How do I save thee? Let me count the ways. As euro-zone policy-maker-in-chief, I can force you to sell off some of your assets. But in the absence of a land registry you don't have clear title to those assets, which might make potential buyers squeamish. Worse still, your trade unions might be upset, and riot or be unwilling to work efficiently for a private-sector buyer.
Besides, you only want to sell minority interests, and who wants to partner with a government that has such novel methods of keeping its books? Anyhow, asset sales cannot be arranged in time to get you the cash you need quickly enough.
I might once again pass the collection plate among my friends. But they seem reluctant to contribute again, especially since Greece's opposition New Democracy party has announced it will not support any new spending cuts, and it is clear to the richer countries that this is not the last time I would be asking them to be generous. After all, they are elected politicians, and their taxpayers are not happy picking up the bill for your past profligacy, as German Chancellor Angela Merkel and Finland's politicians have already discovered.
Or I might pretend that failure to repay your debts in full and on time is not a default. I am, after all, ingenious enough with language to have found words that interpret the clear provisions in the Lisbon Treaty prohibiting fiscal transfers as inapplicable to recent, er, fiscal transfers.
There is reprofiling, a form of "soft restructuring" that encourages creditors to "volunteer" to wait longer to get their money back. But the rating agencies think a rose by any other name is still a rose, and the European Central Bank says it would stop purchasing your bonds and cut off the flow of funds to your banks, forcing them to shrink their balance sheets, driving your country into a deeper recession.
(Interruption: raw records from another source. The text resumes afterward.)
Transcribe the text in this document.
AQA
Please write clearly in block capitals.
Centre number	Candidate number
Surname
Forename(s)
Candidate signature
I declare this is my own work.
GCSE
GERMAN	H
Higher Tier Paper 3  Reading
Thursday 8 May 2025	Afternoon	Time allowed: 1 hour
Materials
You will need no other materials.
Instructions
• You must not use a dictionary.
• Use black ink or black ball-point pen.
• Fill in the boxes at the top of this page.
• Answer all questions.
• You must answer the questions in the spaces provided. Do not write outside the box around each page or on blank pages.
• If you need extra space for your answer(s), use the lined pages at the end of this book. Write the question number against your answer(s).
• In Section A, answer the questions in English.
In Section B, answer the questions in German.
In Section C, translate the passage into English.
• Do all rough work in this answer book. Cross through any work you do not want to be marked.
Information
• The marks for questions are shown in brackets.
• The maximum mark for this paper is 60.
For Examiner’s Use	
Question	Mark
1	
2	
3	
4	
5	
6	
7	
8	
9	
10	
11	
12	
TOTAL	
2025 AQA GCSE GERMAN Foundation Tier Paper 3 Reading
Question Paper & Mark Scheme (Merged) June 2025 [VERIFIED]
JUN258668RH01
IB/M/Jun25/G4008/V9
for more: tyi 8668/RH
Indeed, the ECB has announced that it will make life harder for you by raising interest rates.
After all, if you were the head of the ECB would you rather antagonize Germany by failing to respond to possible overheating in Europe's largest economy, or make life uncomfortable for a few tiny depressed economies that can't very much affect Europe's overall economic performance?
Perhaps all I can do, to borrow further from Elizabeth Barrett Browning, is love thee better after debt. Default, wipe out your debts, get thee from my euroland house, and start life anew.
Unfortunately, that has consequences not only for Greece, but for the entire euro zone and perhaps even for the entire European Project. It doesn't take a beady-eyed bean counter to see that Portugal will soon follow Greece, or that Ireland, its public debt forecast by the International Monetary Fund to hit 120% of GDP in 2013, might follow soon after, unless its exporters can offset the drop in domestic demand.
Nor does it take a high-powered political analyst to see that the euro-zone members are incapable of devising a long-term solution to the problem of the three countries they have so far decided to bail out. Indeed, euroland's policy makers might not even be capable of devising short-term stop-gap measures to give the overly indebted countries a bit of breathing space so that they might, only might, find a path that leads away from the insolvency road down which they are headed.
Equally important, the involvement of former IMF head Dominique Strauss-Kahn with U.S. law enforcement agencies has removed a supporter of efforts to save the threatened trio. Jean-Claude Juncker, head of the group of eurozone finance ministers, his credibility dented by denying the existence of an emergency meeting he had convened, fears that if the current review of the bailout program shows insufficient progress, the IMF will zip its wallet, increasing the burden Germany and other countries are being asked to bear.
And if the leading candidate for DSK's job, French Finance Minister Christine Lagarde, does get her wish to succeed him and to return to America, she will be hard-pressed to be generous to the periphery countries after campaigning on a platform that included a pledge not to give special consideration to Europe's problems.
In short, the fates of Greece, Portugal and (probably) Ireland are sealed. One way or another, they will default. Which has turned attention to Spain and Italy, both due to test the bond markets this week.
Recent elections indicate that Spain's voters are unlikely to support the sort of austerity program that has thrown its previous "beneficiaries" into deep recessions. The beating Prime Minister José Luis RodrÃguez Zapatero took at the polls has alerted markets to a possible voter revolution against any austerity measures. That's why interest rates on Spanish bonds rose sharply after the elections.
Italy, meanwhile, seems to be more than unusually ungovernable: Prime Minister Silvio Berlusconi is on the way out, to elegant retirement or uncomfortable accommodation, but no successor has established himself with voters. Political uncertainty combined with low or no growth has induced Standard & Poor's to lower Italy's credit outlook from "stable" to "negative."
All of which leaves the euro-zone policy makers with so few alternatives that they might be forced to do what is clearly needed. First, strengthen the banks in these threatened countries by requiring them to raise capital (Spain is doing some of this) so that default on the sovereign debt that is on their balance sheets does not bring them down. Then arrange orderly defaults, so that economic growth can resume. Or free the Indebted Three to leave the euro zone in peace.